Through 13 to 17 rounds of selection, XNA sequences capable of catalysis were recovered and amplified. Over time, through this exercise of guided evolution, the XNA pools gradually yielded “fitter”—that is, faster—enzymes.
“These results extend catalysis beyond biopolymers and establish technologies for the discovery of catalysts in a wide range of polymer scaffolds not found in nature,” wrote the authors of the Nature article. “Evolution of catalysis independent of any natural polymer has implications for the definition of chemical boundary conditions for the emergence of life on Earth and elsewhere in the Universe.”
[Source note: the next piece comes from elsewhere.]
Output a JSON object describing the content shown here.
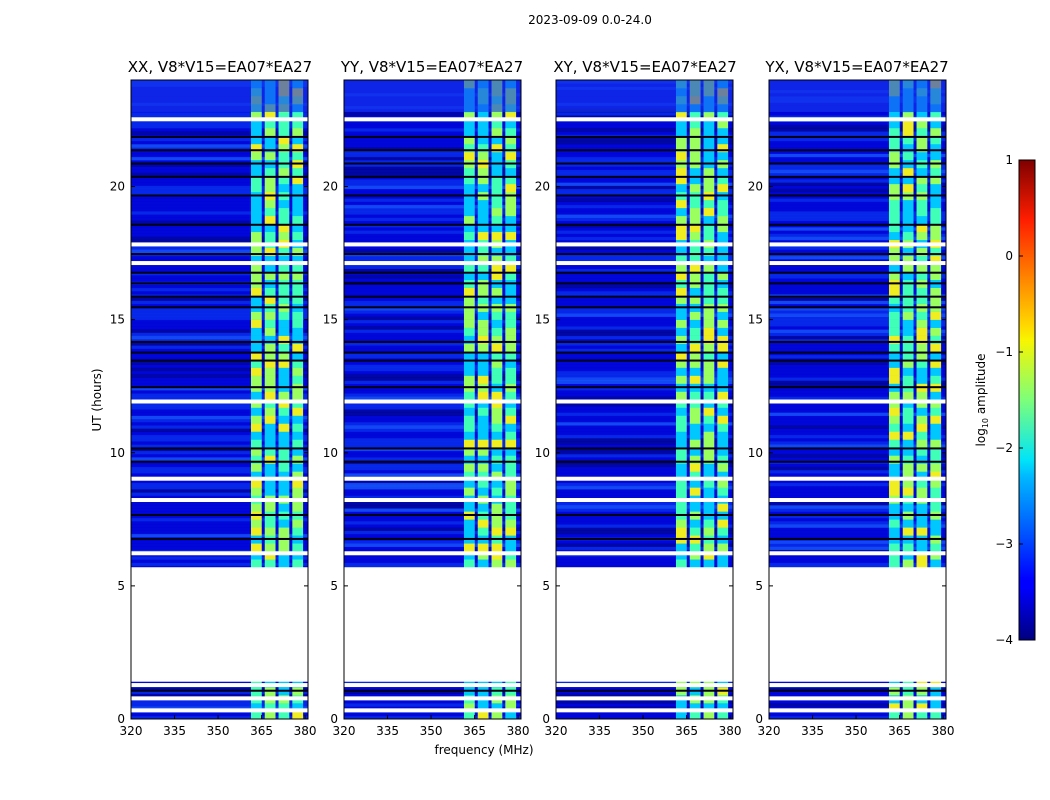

“Until recently, it was thought that DNA and RNA were the only molecules that could store genetic information and, together with proteins, the only biomolecules able to form enzymes,” said Philipp Holliger, Ph.D., a program leader at the MRC Laboratory of Molecular Biology and the senior author of the Nature paper. “Our work suggests that, in principle, there are a number of possible alternatives to nature's molecules that will support the catalytic processes required for life. Life’s ‘choice’ of RNA and DNA may just be an accident of prehistoric chemistry.
“The creation of synthetic DNA, and now enzymes, from building blocks that don’t exist in nature also raises the possibility that if there is life on other planets it may have sprung up from an entirely different set of molecules,” added Alex Taylor, Ph.D., the first author of the Nature paper. “[This work] widens the possible number of planets that might be able to host life.”
At a more practical level, the scientists noted that XNAzymes, which are much more stable than naturally occurring enzymes, could be particularly useful in developing new therapies for a range of diseases, including cancers and viral infections, which exploit the body’s natural processes to take hold in the body.
“Our XNAs are chemically extremely robust and, because they do not occur in nature, they are not recognised by the body’s natural degrading enzymes,” explained Dr. Holliger. “This might make them an attractive candidate for long-lasting treatments that can disrupt disease-related RNAs.”